Sans cette protection, sans cette sorte de prohibition légale, la plus grande partie du sol eût depuis longtemps échappé au dvorianstvo. La preuve en est l’état obéré de la propriété à la veille même de l’émancipation. En 1859, près des deux tiers des biens de la noblesse (65 pour 100) étaient engagés aux lombards ou établissements de crédit, et le tiers restant était souvent encore grevé d’hypothéqués au profit des particuliers. Si, au moment de l’abolition du servage, il y eût eu en Russie une nombreuse et riche bourgeoisie, le premier ordre de l’État eût été dépouillé de la meilleure partie de ses biens. L’absence de concurrence, la rareté des capitaux disponibles, la pauvreté des paysans n’ont même pu maintenir en sa possession toutes les terres que ne lui a pas légalement enlevées l’émancipation. Déjà il y a dans la propriété foncière un changement de main au détriment du dvorianstvo[3]. Pour conserver à la noblesse son ancien monopole de propriétaire, il n’y aurait qu’un moyen, l’érection de ses terres en majorats inaliénables. Le moyen serait sûr, et il s’est trouvé des hommes assez hardis pour le proposer ; mais un tel procédé d’immobilisation, appliqué à la totalité ou à la généralité des propriétés personnelles, ne ferait qu’universaliser les inconvénients inséparables des majorats et paralyser la propriété, la richesse et le pays. Des particuliers peuvent céder à la tentation de mettre leur nom et leurs descendants au-dessus des chances de la concurrence et à l’abri de la ruine, un gouvernement moderne ne permettra jamais à une classe d’enfermer ainsi à perpétuité dans ses mains la propriété du sol. Et cependant, en Russie comme ailleurs, le lien légal et indénouable du majorat peut seul maintenir à la noblesse la possession exclusive de la terre. N’étant plus protégée contre autrui et contre elle-même par l’impossibilité de vendre à des gens d’une autre classe, n’étant point couverte par le régime des successions, la noblesse russe demeure exposée à une lente expropriation au profit de la bourgeoisie ou des paysans qui chaque année s’emparent à ses dépens d’une plus large partie du sol ; avec le monopole de la propriété individuelle, elle perdra tout caractère propre, toute prépondérance sociale, elle perdra sa principale raison d’être[4].

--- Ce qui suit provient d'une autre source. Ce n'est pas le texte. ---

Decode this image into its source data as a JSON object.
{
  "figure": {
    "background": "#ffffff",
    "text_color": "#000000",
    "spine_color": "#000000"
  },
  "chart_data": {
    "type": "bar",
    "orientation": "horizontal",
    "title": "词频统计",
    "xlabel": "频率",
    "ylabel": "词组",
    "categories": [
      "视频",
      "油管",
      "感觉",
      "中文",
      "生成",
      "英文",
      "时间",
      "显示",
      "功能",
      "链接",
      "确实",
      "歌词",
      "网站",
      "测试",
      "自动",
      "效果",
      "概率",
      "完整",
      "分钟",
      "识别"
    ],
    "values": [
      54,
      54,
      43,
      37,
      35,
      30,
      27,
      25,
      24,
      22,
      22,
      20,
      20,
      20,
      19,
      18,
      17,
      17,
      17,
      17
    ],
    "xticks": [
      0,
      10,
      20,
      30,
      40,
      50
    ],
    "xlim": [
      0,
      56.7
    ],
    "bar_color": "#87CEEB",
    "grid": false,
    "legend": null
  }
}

Les anciennes prérogatives garanties jadis au dvorianstvo tombant ainsi une à une ou dégénérant en fictions, que restera-t-il à cette noblesse sans privilèges pour la distinguer du corps de la nation ? Il lui restera bien peu de chose, si peu qu’on se demande ce qu’auraient à perdre les nobles à la suppression de la noblesse. Sans qu’on y voulût toucher, sans qu’on eût l’intention de le diminuer, le dvorianstvo s’est vu dépouiller de presque tous ses droits, par le fait seul des changements opérés autour de lui. La noblesse a pratiquement été quasi abrogée par les réformes d’Alexandre II, sans même avoir été mentionnée. Si elle reste debout, c’est comme un arbre au pied duquel on aurait fouillé le sol, dont on aurait par mégarde atteint les racines, et qui, dans la terre bouleversée autour de lui, ne trouverait plus de point d’appui contre le premier vent d’orage. La noblesse, en Russie comme en d’autres contrées, finira par de venir une simple distinction honorifique, sans importance sociale, sans valeur politique, une distinction de vanité, ayant d’autant moins de prix qu’elle sera plus commune et aura moins de signes extérieurs pour se reconnaître. En réalité, le dvorianine n’a plus qu’un seul privilège personnel, le privilège d’entrer plus facilement au service et d’y faire plus rapidement son chemin[5]. Ce dernier avantage, la noblesse s’y attachera peut-être d’autant plus que les autres lui échappent. Dépouillé de ses prérogatives et menacé dans la propriété foncière, le dvorianstvo, appauvri, n’aura d’autre refuge que son berceau primitif, le service et le tchine. Sur ce terrain même, les privilèges que lui accordent encore la loi ou l’usage tomberont peu à peu devant le nivellement de la culture ou les exigences de l’égalité. Au service comme ailleurs, la noblesse, au lieu de droits, n’aura plus que des faveurs ; elle ne gardera d’autres avantages que ceux qui partout appartiennent au crédit et aux positions prises[6].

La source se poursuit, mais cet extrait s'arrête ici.